Die partijen krijgen van de voorstanders van de rechtstreeks gekozen burgemeester als weerwoord dat burgemeesters nu regenten zijn, die – op een enkeling na – behoren tot de elites van ‘oude’ politieke partijen zoals vvd, pvda en cda. Waarbij die voorstanders erop wijzen dat dit partijen zijn die kleiner zijn geworden in ledenaantal en in zetelaantal in het parlement en in de gemeenten zelf. Dat een regent als Van der Laan in Amsterdam geliefd was, zoals ook burgemeester Jozias van Aartsen dat op een Haagse, dus wat afstandelijkere manier in de Hofstad was, maakt dat dit verwijt bij de tegenstanders van de rechtstreeks gekozen burgemeester geen indruk maakt.

Behalve dat voorstanders goed moeten nadenken over het mandaat dat ze een gekozen burgemeester meegeven en hoe dat mandaat zich verhoudt tot de gekozen gemeenteraad moet er nog veel meer worden doordacht. Wie kan een gekozen burgemeester wegsturen? Moet een kandidaat-burgemeester al in de gemeente wonen waar hij of zij zich kandidaat stelt? Hoe voorkom je dat alleen kandidaten met veel eigen geld campagne kunnen voeren?
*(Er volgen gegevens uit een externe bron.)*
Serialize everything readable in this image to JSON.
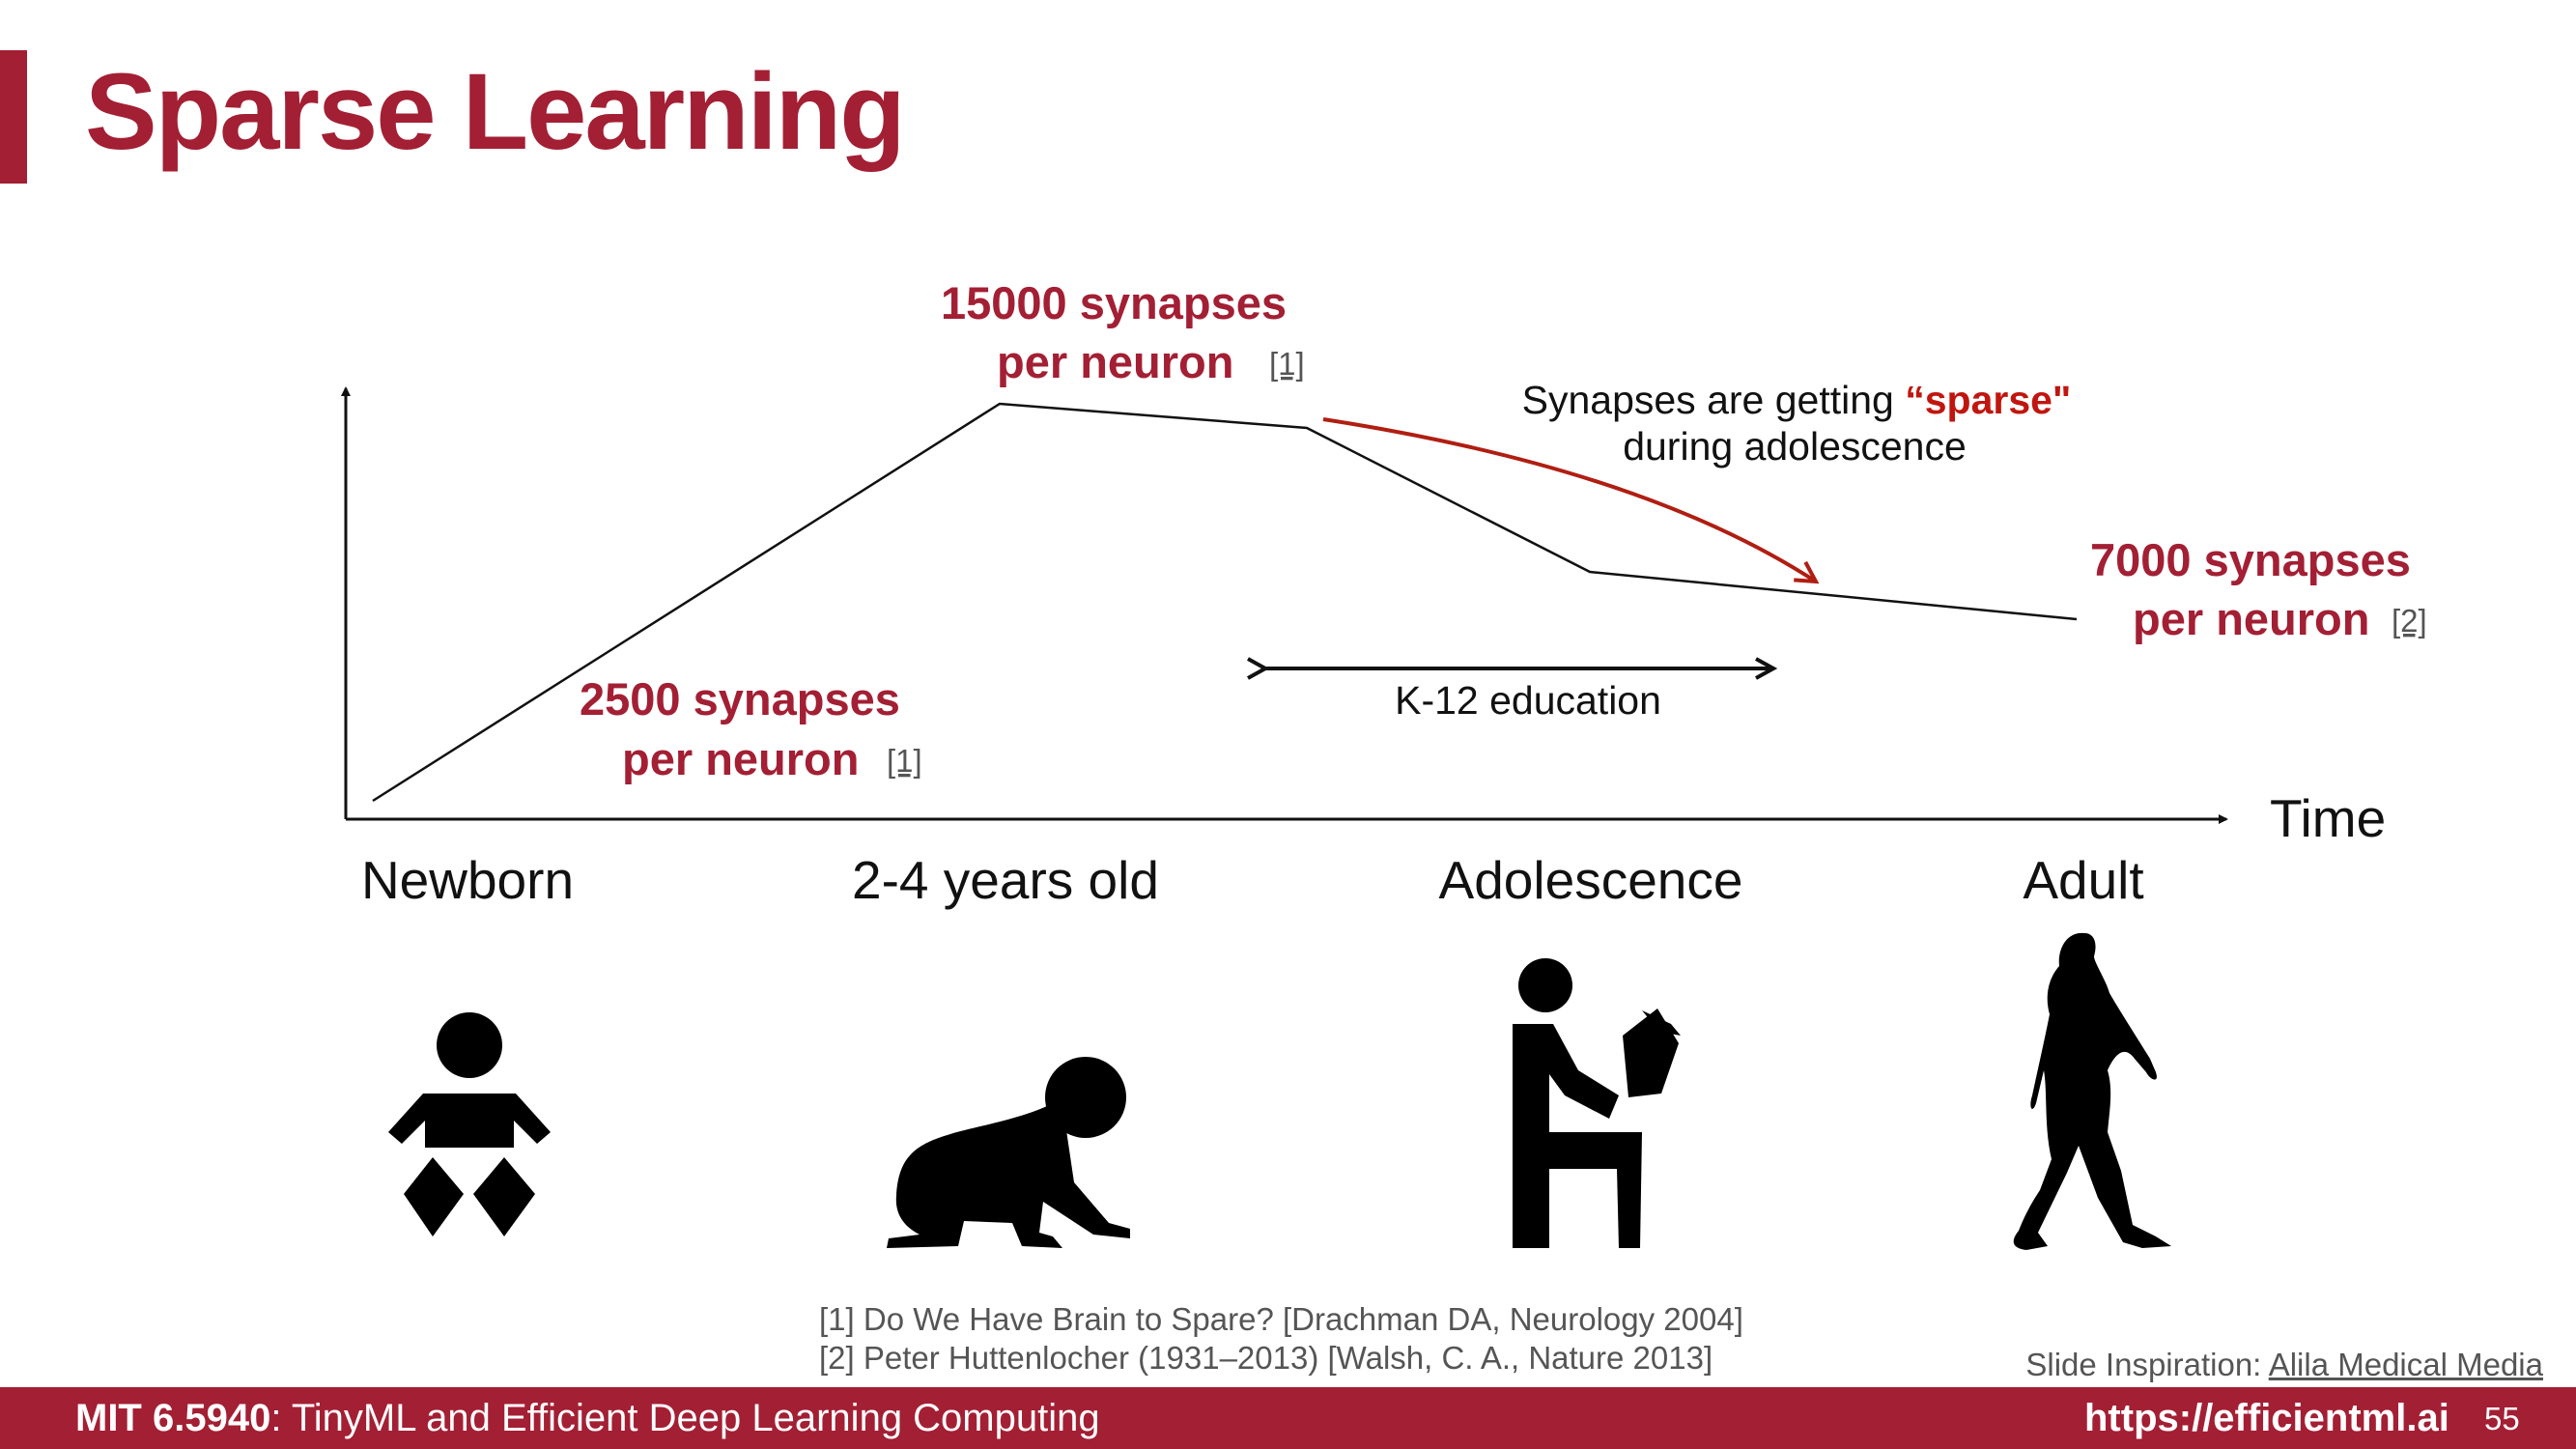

Of dat niet-bekende Nederlanders het in de stembus bij voorbaat afleggen tegen BN’ers?

Met die laatste vraag verklap ik mijn eigen huiver daarvoor. Sommige wetenschappers zullen er ook een gebrek aan vertrouwen in de wijsheid van de kiezers in zien. Dat zij zo. Maar een winnares van het tv-programma Heel Holland bakt, een presentator van een populair lokaal radioprogramma of een topsporter hoeft nog geen goed bestuurder of politicus te zijn.

Deze voorbeelden zijn niet verzonnen, maar verwijzen naar kandidaten voor ChristenUnie, pvv en cda in Den Haag bij de komende gemeenteraadsverkiezingen. Waarmee meteen duidelijk is dat ook de gevestigde partijen er niet vies van zullen zijn BN’ers in te zetten, als het ooit tot de rechtstreeks gekozen burgemeester komt. Regenten of BN’ers? Vooralsnog de eersten. En al hebben we er niet op kunnen stemmen, toch zijn deze vaak geliefd.